C (X1, Y1) * * C (Xn, Yn) / C (X1 + + Xn, Y1 + + Yn)

However, this can be greatly simplified instead of having to go through each item from 1 to N, where N is the total number of cards. In a two-set case, that is, all the cards you are concerned about being one case and the rest being the other, this is the simplified formula:

H (n) = C (X, n) * C (Y - X, Z - n) / C (Y, Z)

X stands for the number of a certain card that you have in the deck.

Y is the number of cards in the deck.

Z is the number of cards you are drawing.

N is the number you are checking for.

Instead of doing all this arithmetic by hand or with a super calculator that can handle such large factorials, a spreadsheet such as Excel can be used to find hypergeometric distributions. The syntax is HYPGEOMDIST (N, Z, X, Y). For instance, if you have a 60-card deck, what will be your chances of not drawing one of your 4 Lightning Bolts on turn 1? By using HYPGEOMDIST (0, 7, 4, 60) you will get the chance for not drawing the card. Therefore if you want to check for the chances of drawing a Lightning Bolt, you would subtract the result from 1.

Turn 1 60.05%
Turn 2 55.52%
Turn 3 51.25%
Turn 4 47.23%
Turn 5 43.45%
Turn 6 39.90%
Turn 7 36.58%
Turn 8 33.46%
Turn 9 30.55%
Turn 10 27.84%

Those are the chances of not drawing a Lightning Bolt. On turn 1, you will have 7 cards, and there is a 60.05% chance that you have not drawn one of your 4 Lightning Bolts out of 60 cards. By turn 10 this chance diminishes to 27.84%. Likewise, the chance of drawing one or more by turn 1 is 39.95%, and the chance increases to 72.16% by turn 10.
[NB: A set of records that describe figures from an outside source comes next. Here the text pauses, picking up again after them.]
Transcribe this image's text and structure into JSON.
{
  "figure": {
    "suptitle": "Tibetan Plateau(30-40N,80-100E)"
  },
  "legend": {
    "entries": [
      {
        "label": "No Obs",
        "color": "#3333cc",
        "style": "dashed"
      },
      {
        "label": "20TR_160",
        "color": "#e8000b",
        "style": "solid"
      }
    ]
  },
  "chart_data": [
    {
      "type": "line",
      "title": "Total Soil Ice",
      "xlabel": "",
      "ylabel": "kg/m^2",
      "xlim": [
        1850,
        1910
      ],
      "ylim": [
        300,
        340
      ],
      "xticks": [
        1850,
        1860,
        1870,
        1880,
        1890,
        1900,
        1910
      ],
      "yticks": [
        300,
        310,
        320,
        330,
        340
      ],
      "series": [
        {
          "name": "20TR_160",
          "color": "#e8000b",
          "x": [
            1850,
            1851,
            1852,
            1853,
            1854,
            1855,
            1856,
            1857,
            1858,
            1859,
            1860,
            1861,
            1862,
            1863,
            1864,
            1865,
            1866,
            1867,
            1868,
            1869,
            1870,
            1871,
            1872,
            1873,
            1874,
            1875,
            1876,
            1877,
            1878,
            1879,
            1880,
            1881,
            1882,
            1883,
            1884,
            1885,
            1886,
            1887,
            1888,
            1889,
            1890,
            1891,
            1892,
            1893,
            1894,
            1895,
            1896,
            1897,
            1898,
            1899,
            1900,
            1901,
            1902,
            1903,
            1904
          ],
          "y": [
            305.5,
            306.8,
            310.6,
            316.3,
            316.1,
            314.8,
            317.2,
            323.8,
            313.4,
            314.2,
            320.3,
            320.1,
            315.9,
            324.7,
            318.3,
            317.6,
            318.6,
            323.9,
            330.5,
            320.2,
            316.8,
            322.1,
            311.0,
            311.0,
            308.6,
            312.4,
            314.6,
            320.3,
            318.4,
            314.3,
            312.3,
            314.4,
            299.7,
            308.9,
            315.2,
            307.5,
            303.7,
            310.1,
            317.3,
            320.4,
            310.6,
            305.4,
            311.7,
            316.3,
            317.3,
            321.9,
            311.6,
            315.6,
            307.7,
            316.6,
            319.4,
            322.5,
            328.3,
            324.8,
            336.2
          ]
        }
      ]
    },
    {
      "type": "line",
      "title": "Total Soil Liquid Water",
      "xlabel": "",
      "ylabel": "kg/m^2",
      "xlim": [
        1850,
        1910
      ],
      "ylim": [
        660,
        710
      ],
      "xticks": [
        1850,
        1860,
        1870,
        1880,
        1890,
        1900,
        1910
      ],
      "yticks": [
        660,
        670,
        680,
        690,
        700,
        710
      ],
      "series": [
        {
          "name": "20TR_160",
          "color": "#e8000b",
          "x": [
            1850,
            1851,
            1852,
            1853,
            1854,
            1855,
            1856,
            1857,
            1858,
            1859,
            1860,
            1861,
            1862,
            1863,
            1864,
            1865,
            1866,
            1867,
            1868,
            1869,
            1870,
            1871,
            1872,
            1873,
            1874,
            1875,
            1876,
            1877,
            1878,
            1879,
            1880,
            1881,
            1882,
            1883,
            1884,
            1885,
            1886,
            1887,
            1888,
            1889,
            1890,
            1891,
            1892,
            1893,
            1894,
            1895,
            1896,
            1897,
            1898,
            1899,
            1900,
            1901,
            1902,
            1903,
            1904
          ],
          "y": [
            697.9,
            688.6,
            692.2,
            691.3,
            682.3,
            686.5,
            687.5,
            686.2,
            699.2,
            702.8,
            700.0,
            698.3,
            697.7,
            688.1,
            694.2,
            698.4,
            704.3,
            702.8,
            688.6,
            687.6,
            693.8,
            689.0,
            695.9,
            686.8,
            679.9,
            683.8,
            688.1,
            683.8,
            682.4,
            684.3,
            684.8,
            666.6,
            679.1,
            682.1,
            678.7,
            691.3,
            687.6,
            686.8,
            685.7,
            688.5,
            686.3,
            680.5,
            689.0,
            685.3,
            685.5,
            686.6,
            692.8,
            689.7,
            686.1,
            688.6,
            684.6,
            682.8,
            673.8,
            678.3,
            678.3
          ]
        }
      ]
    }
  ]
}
Hypergeometric distribution has other useful applications within the game. Calculating how many land cards to use in a deck is the base of deckbuilding, as one needs land in order to play his cards. Too many land cards will cause you to draw not enough good cards late in the game, and too few will cause you to stall, giving your opponent the advantage. Some decks will want more land and be able to take advantage of it, and others will want fewer because of smaller mana requirements. If you want to draw four land by turn four often, but not too often, this formula is helpful.
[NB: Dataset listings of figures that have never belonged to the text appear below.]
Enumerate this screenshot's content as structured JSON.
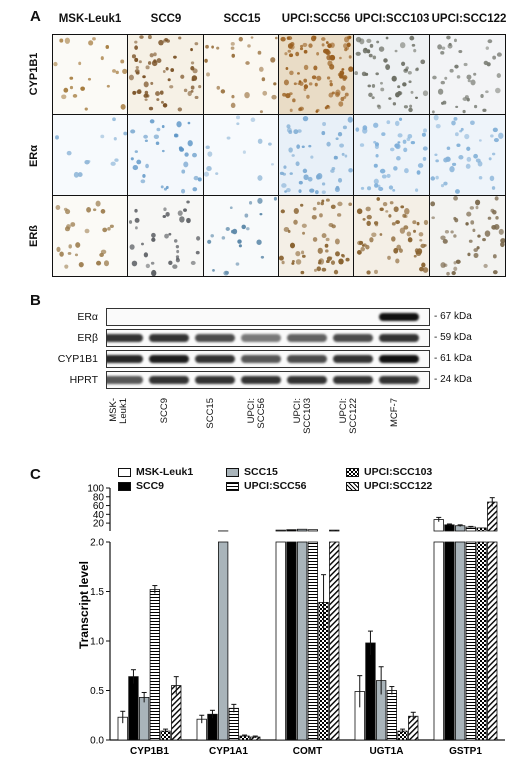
{
  "panel_a": {
    "letter": "A",
    "columns": [
      "MSK-Leuk1",
      "SCC9",
      "SCC15",
      "UPCI:SCC56",
      "UPCI:SCC103",
      "UPCI:SCC122"
    ],
    "rows": [
      "CYP1B1",
      "ERα",
      "ERß"
    ]
  },
  "panel_b": {
    "letter": "B",
    "blots": [
      {
        "label": "ERα",
        "kda": "- 67 kDa"
      },
      {
        "label": "ERβ",
        "kda": "- 59 kDa"
      },
      {
        "label": "CYP1B1",
        "kda": "- 61 kDa"
      },
      {
        "label": "HPRT",
        "kda": "- 24 kDa"
      }
    ],
    "lanes": [
      "MSK-\nLeuk1",
      "SCC9",
      "SCC15",
      "UPCI:\nSCC56",
      "UPCI:\nSCC103",
      "UPCI:\nSCC122",
      "MCF-7"
    ],
    "intensities": {
      "ERα": [
        0,
        0,
        0,
        0,
        0,
        0,
        1.0
      ],
      "ERβ": [
        0.85,
        0.85,
        0.75,
        0.55,
        0.65,
        0.75,
        0.85
      ],
      "CYP1B1": [
        0.9,
        0.95,
        0.85,
        0.7,
        0.75,
        0.85,
        1.0
      ],
      "HPRT": [
        0.7,
        0.85,
        0.85,
        0.85,
        0.85,
        0.85,
        0.85
      ]
    }
  },
  "panel_c": {
    "letter": "C"
  },
  "chart_data": {
    "type": "bar",
    "ylabel": "Transcript level",
    "categories": [
      "CYP1B1",
      "CYP1A1",
      "COMT",
      "UGT1A",
      "GSTP1"
    ],
    "y_lower_ticks": [
      "0.0",
      "0.5",
      "1.0",
      "1.5",
      "2.0"
    ],
    "y_upper_ticks": [
      "20",
      "40",
      "60",
      "80",
      "100"
    ],
    "ylim_lower": [
      0,
      2.0
    ],
    "ylim_upper": [
      2,
      100
    ],
    "series": [
      {
        "name": "MSK-Leuk1",
        "fill": "white",
        "values": [
          0.23,
          0.21,
          4,
          0.49,
          28
        ],
        "errors": [
          0.06,
          0.04,
          0.5,
          0.16,
          5
        ]
      },
      {
        "name": "SCC9",
        "fill": "black",
        "values": [
          0.64,
          0.26,
          5,
          0.98,
          16
        ],
        "errors": [
          0.07,
          0.04,
          0.5,
          0.12,
          2
        ]
      },
      {
        "name": "SCC15",
        "fill": "gray",
        "values": [
          0.43,
          2.2,
          6,
          0.6,
          14
        ],
        "errors": [
          0.05,
          0.3,
          0.5,
          0.14,
          2
        ]
      },
      {
        "name": "UPCI:SCC56",
        "fill": "hstripe",
        "values": [
          1.52,
          0.32,
          5,
          0.5,
          11
        ],
        "errors": [
          0.04,
          0.04,
          0.5,
          0.04,
          1.5
        ]
      },
      {
        "name": "UPCI:SCC103",
        "fill": "check",
        "values": [
          0.09,
          0.04,
          1.39,
          0.09,
          9
        ],
        "errors": [
          0.02,
          0.01,
          0.28,
          0.02,
          1
        ]
      },
      {
        "name": "UPCI:SCC122",
        "fill": "diag",
        "values": [
          0.55,
          0.03,
          4,
          0.24,
          68
        ],
        "errors": [
          0.09,
          0.01,
          0.5,
          0.04,
          10
        ]
      }
    ]
  }
}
The best thing to do within the game would be to have a 70-80% chance of this happening, then use cards that allow you to look through your deck to get more. Right now I will examine the chances of drawing four land cards by turn four if there are varying amounts in the deck. Using HYPGEOMDIST on Excel, this takes a few steps. For each number of land in the deck (I'll use 16 through 30), you have to determine the chance of drawing 0, 1, 2 and 3 land in 10 cards out of a 60-card deck. Then they have to be added up, and the total subtracted from 1. The final numbers are the chances of drawing 4 land by turn 4.

16 24.99%
17 29.52%
18 34.25%
19 39.12%
20 44.05%
21 48.98%
22 53.85%
23 58.60%
24 63.18%
25 67.54%
26 71.64%
27 75.46%
28 78.97%
29 82.17%
30 85.05%

Depending on what ratio you are willing to work with, it would appear that 28 land seems to give a fair chance of drawing the lands this deck needs. Depending the number of cards in the deck that allow the player to look through extra cards, anywhere from 24 to 28 land is the number to use. Cards such as Impulse(1) help remedy this cause. As long as the player has 2 land to cast it with, Impulse can get the player what he needs anytime in the game.


  1. Impulse: Instant, 1U. Look at the top 4 cards of your deck. Put one in your hand and the other 3 on the bottom of your deck in any order.